Medidas de exhumación

3 septiembre, 2018 • Artículos, Latinoamérica, Portada • Vistas: 3450

Un breve repaso a las labores realizadas en la Guatemala posconflicto

AP-Moisés Castillo

Álvaro Díaz Navarro

Septiembre 2018

El conflicto armado interno que sufrió Guatemala desde 1960 a 1996, fecha en la que se firmaron los acuerdos de paz, se saldó con aproximadamente 200 000 víctimas mortales y desaparecidos, de acuerdo con la Comisión de Esclarecimiento Histórico (CEH). Los casos de desaparición forzada, recurrentes en todo el conflicto, alcanzaron su punto máximo entre 1978 y 1983, bajo los gobiernos militares de Romeo Lucas García y Efraín Ríos Montt. Ahora, 22 años después del fin de la violencia, cabe hace un breve repaso a las medidas de reparación en torno a las exhumaciones de los fallecidos.

En la década posterior a los acuerdos de paz, las exhumaciones realizadas surgieron de las iniciativas populares, en lugar de iniciativas públicas, como se buscaba con la ley de exhumaciones que pedía la CEH. Para activar una exhumación, los demandantes debían pasar por todo un laberinto burocrático y normativo. Así, la demanda debía plantearse ante el Tribunal Supremo que, de aprobarla, pasaba a la Corte de Apelaciones, que a su vez tenía que dar su aprobación y enviarla al Tribunal de Primera Instancia, que dictaría la orden al Juez de Paz para que solicitara apoyo forense para realizarla. El apoyo vendría en forma del médico forense de la localidad o de la Fundación de Antropología Forense de Guatemala (FAFG).

En su informe de noviembre de 2004, la Misión de Verificación de las Naciones Unidas en Guatemala (Minugua) concluyó que no se había diseñado ni activado una política activa de exhumaciones por parte del ejecutivo. Aunque se reconocía que los Juzgados de Instancia Penal habían activado los procedimientos cuando les llegaba una demanda, los solicitantes debían hacer frente a largos periodos de espera. El informe recogía que, en algunos casos, la tardanza para resolver simplemente una solicitud de exhumación oscilaba entre los 2 y 6 meses. Otro obstáculo a superar eran algunas actitudes de las autoridades para desincentivar las demandas, operando de manera distinta a lo establecido en los procedimientos legales. Por ejemplo, ante ciertas peticiones, el Ministerio Público ejecutaba la detención de las exhumaciones, alegando que no tenía la autorización de la propietaria del terreno donde se encontraba el finado, siendo esto potestad del juez.

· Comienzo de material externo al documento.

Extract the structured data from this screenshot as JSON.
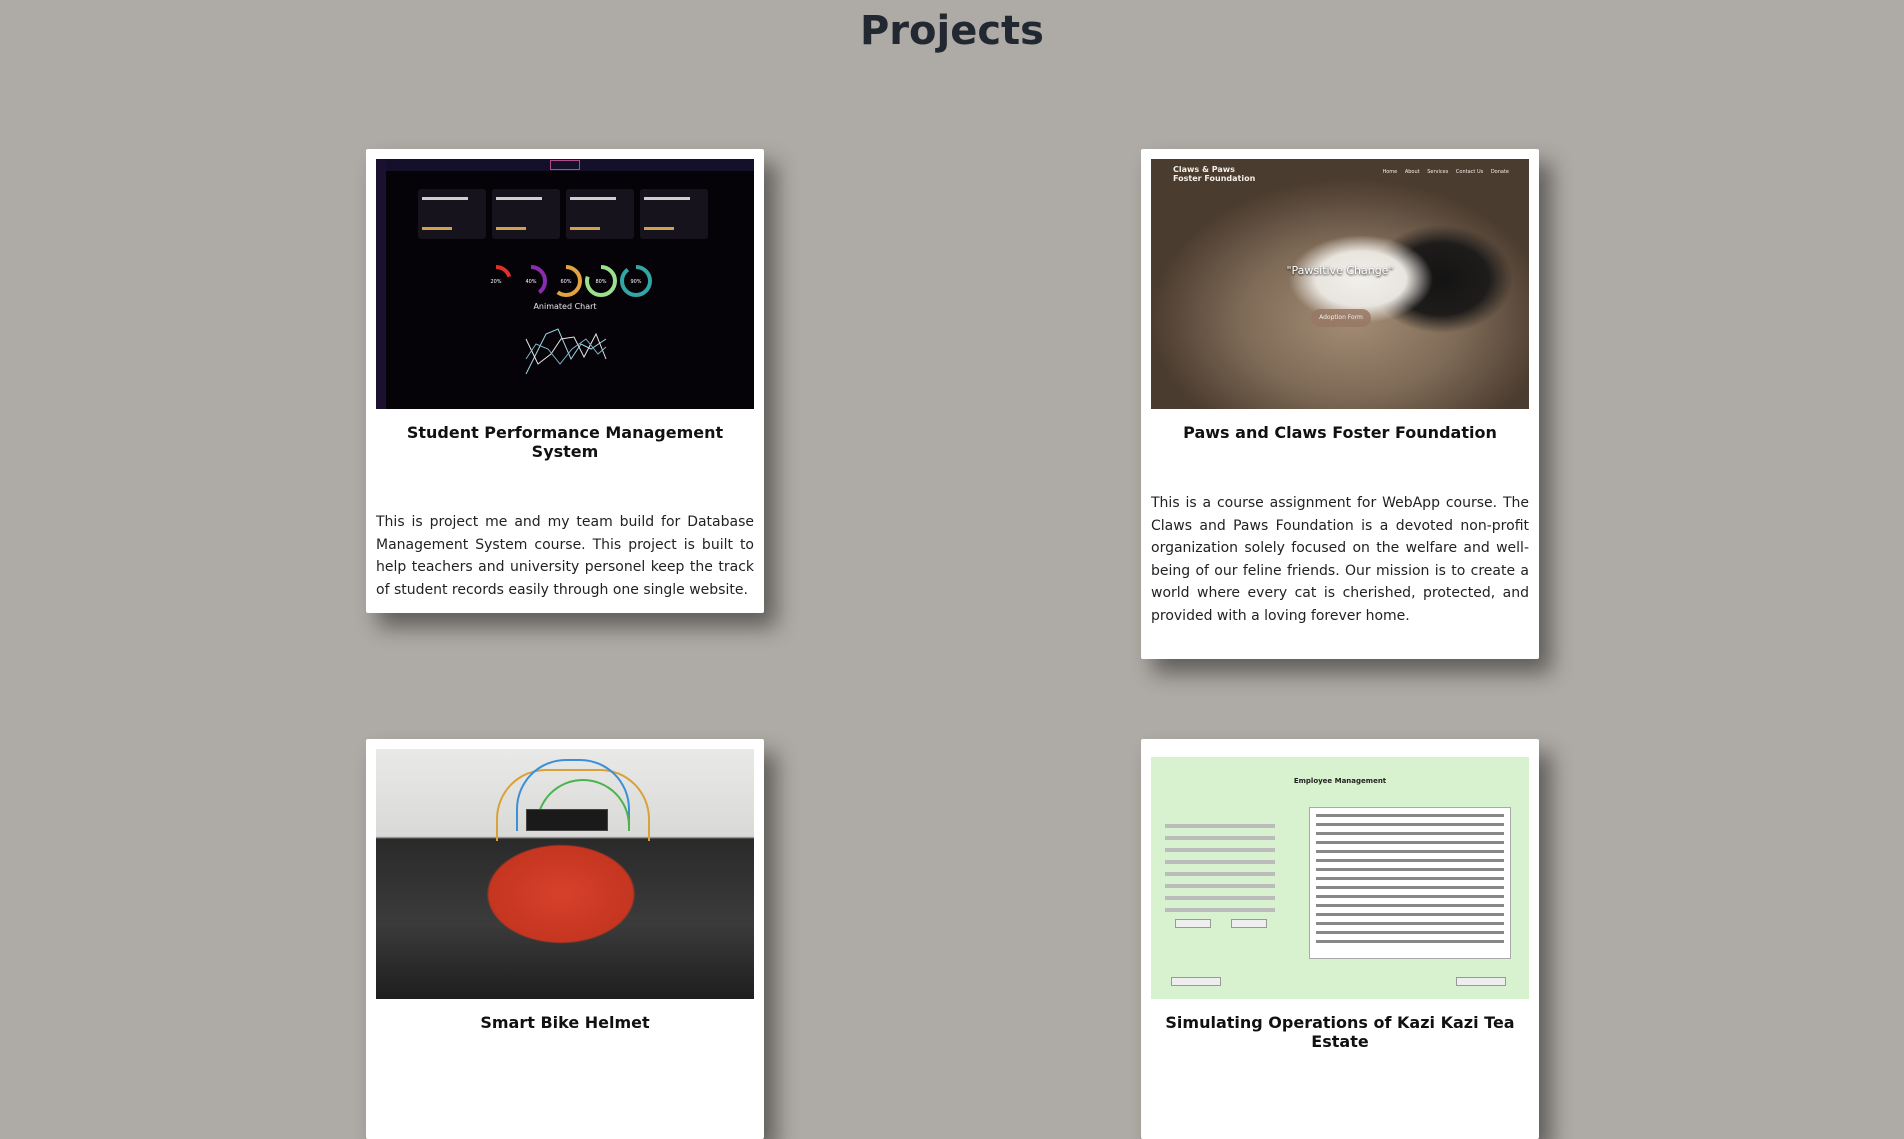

Parte de la lentitud o de la paralización de los procesos de exhumación en la Guatemala posterior al conflicto puede explicarse por las coerciones, intimidaciones y amenazas a las que se han visto sometidos una multitud de médicos forenses y jueces implicados. Es el caso de once forenses que, en 2002, estaban bajo protección del gobierno por las amenazas de muerte que habían recibido tras participar en procesos de exhumación. Incluso hoy estas formas de coerción siguen siendo identificadas sobre algunas figuras de relevancia. En concreto, el Comité de Derechos Humanos de las Naciones Unidas señaló como una de sus preocupaciones ciertos actos de intimidación de los que ha sido objeto el Procurador de Derechos Humanos en el ejercicio de sus funciones. De esta manera, queda demostrado que el propio Estado ha violado una de las recomendaciones de la CEH, donde se pedía apoyo institucional a las organizaciones forenses.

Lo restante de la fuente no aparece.